Thompson has modeled, represented companies as a spokesmodel and done voice-overs. She has appeared in various television commercials, many television shows, and music videos. She has appeared at conventions across the United States and accepts national bookings through her website as a spokesperson, print model and voiceover talent. She appeared in the music video for Jason Aldean's song "Hicktown", and for Sevendust's song "Praise". She also has been on Southeastern Conference rivalries on SEC websites. She modeled under the name Lauren Brooke early in her career.

===Total Nonstop Action Wrestling (2007–2009)===
Thompson was hired by Total Nonstop Action Wrestling (TNA) as a backstage interviewer, along with Jeremy Borash, for TNA's flagship television program TNA Impact!, and for their monthly pay-per-view events.

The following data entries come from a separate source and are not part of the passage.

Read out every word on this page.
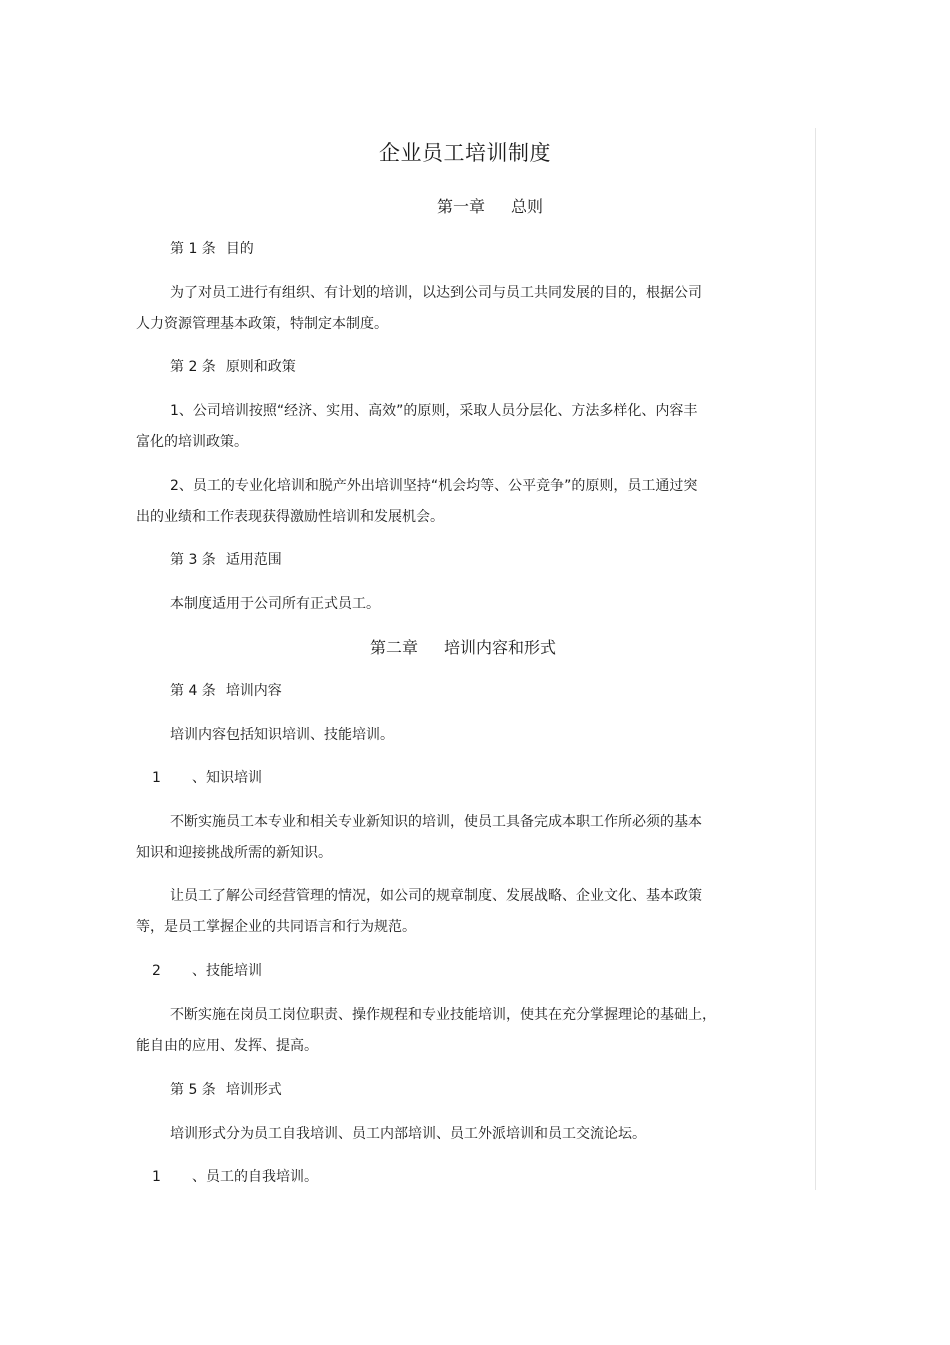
企业员工培训制度
第一章 总则
第 1 条 目的
为了对员工进行有组织、有计划的培训，以达到公司与员工共同发展的目的，根据公司
人力资源管理基本政策，特制定本制度。
第 2 条 原则和政策
1、公司培训按照“经济、实用、高效”的原则，采取人员分层化、方法多样化、内容丰
富化的培训政策。
2、员工的专业化培训和脱产外出培训坚持“机会均等、公平竞争”的原则，员工通过突
出的业绩和工作表现获得激励性培训和发展机会。
第 3 条 适用范围
本制度适用于公司所有正式员工。
第二章 培训内容和形式
第 4 条 培训内容
培训内容包括知识培训、技能培训。
1 、知识培训
不断实施员工本专业和相关专业新知识的培训，使员工具备完成本职工作所必须的基本
知识和迎接挑战所需的新知识。
让员工了解公司经营管理的情况，如公司的规章制度、发展战略、企业文化、基本政策
等，是员工掌握企业的共同语言和行为规范。
2 、技能培训
不断实施在岗员工岗位职责、操作规程和专业技能培训，使其在充分掌握理论的基础上，
能自由的应用、发挥、提高。
第 5 条 培训形式
培训形式分为员工自我培训、员工内部培训、员工外派培训和员工交流论坛。
1 、员工的自我培训。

Eventually, her character became involved in numerous angles during her interactions with TNA talent. The Beautiful People, as part of their arrogant Barbie gimmick, often taunted her in various ways during interviews. After a series of interviews, the mentally unstable Abyss began thinking of her as his girlfriend, leading to Lauren attempting to help him in his feud with Matt Morgan. She then assumed a more active role in the feud between Abyss, Dr. Stevie Richards, and Daffney, which also briefly involved Raven. The latter program also involved Taylor Wilde, who was established as Lauren's (kayfabe) best friend and sorority sister. Lauren became physically involved in a match for the first time at Victory Road by attacking Daffney.

On December 17, 2009, it was reported that Thompson was leaving TNA to focus on her job with the Golf Channel. Her absence from TNA programming was explained on the "New Year's Knockout Eve 2010" broadcast as being "fired" by TNA Management, having assaulted Lacey Von Erich on the December 17 episode of Impact!.

==Personal life==
On October 11, 2009, Thompson announced her engagement to long-time friend and fellow UCF student, Richard Frucci. They were married on January 23, 2010.

On July 29, 2013, during the last segment of the program Morning Drive, while being wished a happy 31st birthday by the other cast members, Thompson announced she was pregnant with her first child. The couple have two sons together, born in January 2014, and in July 2017.